We got very similar results to our earlier simulation! Middle panel show much larger variability in percentiles compared to the left and right ones. We can also get the average range in percentiles.

mean ranges from cdc sim
df_cdc_joined %>%
  group_by(condition, run) %>%
  summarise(range = max(percentile) - min(percentile)) %>%
  summarise(mean_range = mean(range)) %>%
  gt::gt()
condition mean_range
5 5.76
50 11.94
95 3.04

We could compare this against actual growth in weight to see if there is more variability in 50th percentile (there should not be much):

comparing raw growth
df_cdc_joined %>%
  ggplot(aes(x = month, y = weight, group = run)) +
  geom_line(alpha = .3, color = col_main[16]) +
  facet_wrap(~condition) +
  labs(title = "raw weight growth in 5th, 50th and 95th percentile") +
  my_theme()

It does not seem like there is more variability in growth in the middle category when we look at .

some caveats and what is the point

All of the above of course depends not just on the data that we got from cdc but also on our assumed model of growth which is probably pretty simplistic. Can we assume constant random variability across percentiles and in time? I think the first one is easier but I don’t think it would undermine the point a lot if variability in time changed as long as it was the same across all percentiles.

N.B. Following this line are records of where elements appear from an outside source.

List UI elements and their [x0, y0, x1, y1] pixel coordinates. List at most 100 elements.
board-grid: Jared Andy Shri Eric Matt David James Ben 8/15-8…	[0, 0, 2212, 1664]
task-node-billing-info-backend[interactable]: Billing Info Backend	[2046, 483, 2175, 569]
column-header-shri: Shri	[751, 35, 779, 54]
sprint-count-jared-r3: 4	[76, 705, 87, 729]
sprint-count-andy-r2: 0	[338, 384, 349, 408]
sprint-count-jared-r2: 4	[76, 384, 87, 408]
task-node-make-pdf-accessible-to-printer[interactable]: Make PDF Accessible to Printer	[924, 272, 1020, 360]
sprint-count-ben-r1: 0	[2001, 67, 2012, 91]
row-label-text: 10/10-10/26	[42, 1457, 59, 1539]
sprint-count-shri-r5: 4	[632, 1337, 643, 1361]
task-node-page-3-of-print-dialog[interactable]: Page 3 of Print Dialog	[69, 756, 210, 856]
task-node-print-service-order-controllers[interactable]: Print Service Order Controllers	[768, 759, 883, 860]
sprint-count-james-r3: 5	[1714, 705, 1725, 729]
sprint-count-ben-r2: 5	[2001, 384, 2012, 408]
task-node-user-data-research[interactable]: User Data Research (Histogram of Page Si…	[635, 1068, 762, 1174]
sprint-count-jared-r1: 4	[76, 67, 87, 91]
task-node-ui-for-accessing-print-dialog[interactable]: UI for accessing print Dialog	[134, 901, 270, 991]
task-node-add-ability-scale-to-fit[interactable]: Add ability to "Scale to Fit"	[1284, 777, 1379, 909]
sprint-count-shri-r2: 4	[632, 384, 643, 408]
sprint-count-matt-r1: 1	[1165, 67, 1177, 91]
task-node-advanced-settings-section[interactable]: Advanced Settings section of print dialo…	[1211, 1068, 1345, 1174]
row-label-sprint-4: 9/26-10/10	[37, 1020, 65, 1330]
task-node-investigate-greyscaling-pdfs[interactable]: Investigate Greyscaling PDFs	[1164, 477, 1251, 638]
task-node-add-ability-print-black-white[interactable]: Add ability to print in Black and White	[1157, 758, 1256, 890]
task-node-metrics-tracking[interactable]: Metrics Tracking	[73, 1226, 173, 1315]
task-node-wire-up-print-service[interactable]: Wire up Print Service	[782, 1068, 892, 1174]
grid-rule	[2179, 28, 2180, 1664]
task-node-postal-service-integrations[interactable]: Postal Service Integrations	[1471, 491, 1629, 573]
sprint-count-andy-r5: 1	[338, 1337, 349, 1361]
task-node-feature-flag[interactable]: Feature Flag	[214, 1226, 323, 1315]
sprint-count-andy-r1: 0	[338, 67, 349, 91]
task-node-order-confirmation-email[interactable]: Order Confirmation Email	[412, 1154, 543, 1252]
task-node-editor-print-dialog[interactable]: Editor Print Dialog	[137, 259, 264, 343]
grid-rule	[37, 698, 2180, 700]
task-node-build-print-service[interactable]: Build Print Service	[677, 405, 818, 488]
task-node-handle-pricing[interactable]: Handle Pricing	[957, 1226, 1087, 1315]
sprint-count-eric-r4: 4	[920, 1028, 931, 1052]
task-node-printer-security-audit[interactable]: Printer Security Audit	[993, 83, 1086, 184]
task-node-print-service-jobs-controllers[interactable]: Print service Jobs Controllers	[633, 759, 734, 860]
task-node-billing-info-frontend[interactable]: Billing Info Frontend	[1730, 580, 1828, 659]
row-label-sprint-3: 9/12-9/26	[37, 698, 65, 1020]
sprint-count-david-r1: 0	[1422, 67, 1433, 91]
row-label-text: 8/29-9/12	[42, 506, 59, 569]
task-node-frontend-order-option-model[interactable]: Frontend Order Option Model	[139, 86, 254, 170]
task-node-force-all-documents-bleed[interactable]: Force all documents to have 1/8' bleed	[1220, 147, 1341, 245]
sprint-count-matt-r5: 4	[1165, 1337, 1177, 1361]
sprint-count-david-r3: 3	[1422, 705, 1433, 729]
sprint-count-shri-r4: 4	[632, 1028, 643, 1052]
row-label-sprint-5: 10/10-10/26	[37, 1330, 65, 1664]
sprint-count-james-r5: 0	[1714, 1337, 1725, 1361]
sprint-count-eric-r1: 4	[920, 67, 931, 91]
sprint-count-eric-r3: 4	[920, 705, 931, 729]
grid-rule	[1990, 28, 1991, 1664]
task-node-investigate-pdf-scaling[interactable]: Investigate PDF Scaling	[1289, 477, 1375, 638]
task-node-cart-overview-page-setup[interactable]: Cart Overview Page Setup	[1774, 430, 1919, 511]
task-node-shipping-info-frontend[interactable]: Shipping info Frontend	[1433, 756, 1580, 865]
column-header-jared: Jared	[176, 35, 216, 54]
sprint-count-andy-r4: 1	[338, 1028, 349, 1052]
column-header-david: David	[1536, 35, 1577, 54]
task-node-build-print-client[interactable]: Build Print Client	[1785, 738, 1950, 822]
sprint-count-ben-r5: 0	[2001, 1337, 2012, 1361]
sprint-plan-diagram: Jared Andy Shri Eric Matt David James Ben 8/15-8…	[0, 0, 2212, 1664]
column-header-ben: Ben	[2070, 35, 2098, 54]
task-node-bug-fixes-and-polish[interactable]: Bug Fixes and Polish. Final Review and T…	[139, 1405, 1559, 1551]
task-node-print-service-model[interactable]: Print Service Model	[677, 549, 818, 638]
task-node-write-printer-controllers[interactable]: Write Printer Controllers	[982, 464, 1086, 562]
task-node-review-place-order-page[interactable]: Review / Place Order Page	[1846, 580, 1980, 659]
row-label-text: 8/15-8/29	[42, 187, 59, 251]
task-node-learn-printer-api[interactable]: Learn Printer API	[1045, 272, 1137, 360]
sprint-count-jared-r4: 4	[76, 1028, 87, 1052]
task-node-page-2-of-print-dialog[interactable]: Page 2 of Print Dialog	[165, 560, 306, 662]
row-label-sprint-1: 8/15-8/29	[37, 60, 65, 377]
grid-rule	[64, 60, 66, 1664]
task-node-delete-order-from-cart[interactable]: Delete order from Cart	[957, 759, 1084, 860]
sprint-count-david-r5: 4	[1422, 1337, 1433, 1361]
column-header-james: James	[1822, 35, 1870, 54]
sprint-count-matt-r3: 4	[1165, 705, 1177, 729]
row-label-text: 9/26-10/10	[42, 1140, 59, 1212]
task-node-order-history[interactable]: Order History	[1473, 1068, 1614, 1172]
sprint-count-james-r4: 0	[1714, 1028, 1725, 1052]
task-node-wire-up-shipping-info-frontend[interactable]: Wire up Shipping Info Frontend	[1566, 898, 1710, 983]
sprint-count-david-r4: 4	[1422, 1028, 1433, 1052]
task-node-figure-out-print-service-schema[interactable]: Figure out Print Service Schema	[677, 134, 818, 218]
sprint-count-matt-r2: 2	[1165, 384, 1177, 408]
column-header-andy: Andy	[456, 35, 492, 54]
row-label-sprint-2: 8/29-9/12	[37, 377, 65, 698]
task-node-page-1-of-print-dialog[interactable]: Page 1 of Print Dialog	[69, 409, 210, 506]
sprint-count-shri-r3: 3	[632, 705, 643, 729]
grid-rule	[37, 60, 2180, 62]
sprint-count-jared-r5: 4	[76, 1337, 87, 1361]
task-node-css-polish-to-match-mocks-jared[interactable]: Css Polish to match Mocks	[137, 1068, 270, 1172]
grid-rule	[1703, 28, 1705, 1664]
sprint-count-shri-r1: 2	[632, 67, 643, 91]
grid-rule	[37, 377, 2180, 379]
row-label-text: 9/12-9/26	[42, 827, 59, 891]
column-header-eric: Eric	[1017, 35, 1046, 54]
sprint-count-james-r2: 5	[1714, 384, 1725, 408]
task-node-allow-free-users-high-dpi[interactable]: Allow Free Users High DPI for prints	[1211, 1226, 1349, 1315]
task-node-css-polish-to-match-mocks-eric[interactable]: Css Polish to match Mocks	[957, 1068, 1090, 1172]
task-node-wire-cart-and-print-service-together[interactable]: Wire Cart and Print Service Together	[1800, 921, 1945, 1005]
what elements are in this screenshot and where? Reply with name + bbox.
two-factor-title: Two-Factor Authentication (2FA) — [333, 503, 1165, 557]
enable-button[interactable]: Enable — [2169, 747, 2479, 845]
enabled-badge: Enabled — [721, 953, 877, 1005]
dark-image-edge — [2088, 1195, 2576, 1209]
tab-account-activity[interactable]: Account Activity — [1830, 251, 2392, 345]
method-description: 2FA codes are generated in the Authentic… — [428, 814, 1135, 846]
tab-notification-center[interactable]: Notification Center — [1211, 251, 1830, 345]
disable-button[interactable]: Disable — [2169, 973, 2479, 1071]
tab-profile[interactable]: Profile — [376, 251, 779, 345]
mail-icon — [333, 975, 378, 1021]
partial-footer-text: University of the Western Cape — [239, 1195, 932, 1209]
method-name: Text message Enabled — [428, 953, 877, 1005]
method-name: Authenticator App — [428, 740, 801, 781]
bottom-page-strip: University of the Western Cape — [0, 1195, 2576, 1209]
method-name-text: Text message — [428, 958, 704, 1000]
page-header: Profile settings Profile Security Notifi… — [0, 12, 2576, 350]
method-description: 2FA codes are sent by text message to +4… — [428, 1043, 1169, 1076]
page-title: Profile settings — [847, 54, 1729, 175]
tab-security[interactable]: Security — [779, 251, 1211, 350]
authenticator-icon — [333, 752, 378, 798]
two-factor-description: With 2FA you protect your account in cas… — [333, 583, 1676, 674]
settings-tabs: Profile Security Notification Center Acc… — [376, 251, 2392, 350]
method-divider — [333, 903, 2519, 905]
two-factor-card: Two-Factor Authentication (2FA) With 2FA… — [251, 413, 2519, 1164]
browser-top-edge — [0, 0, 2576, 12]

A more important point that is the drive home message is that you can’t forget about the original distribution of raw values when working with percentiles. If in the simulations above we were working with a different distribution then the variability in percentiles would look different. For example for a bimodal distribution we would see the exact opposite from what happens with a normal distribution - the greater variability would be at lowest and highest percentiles.

Maybe if I have the time and some data I will try to make some longitudinal ordinal models (like a Markov model or some multilevel ordinal maybe) to expand on this (something like described by Frank Harrell here).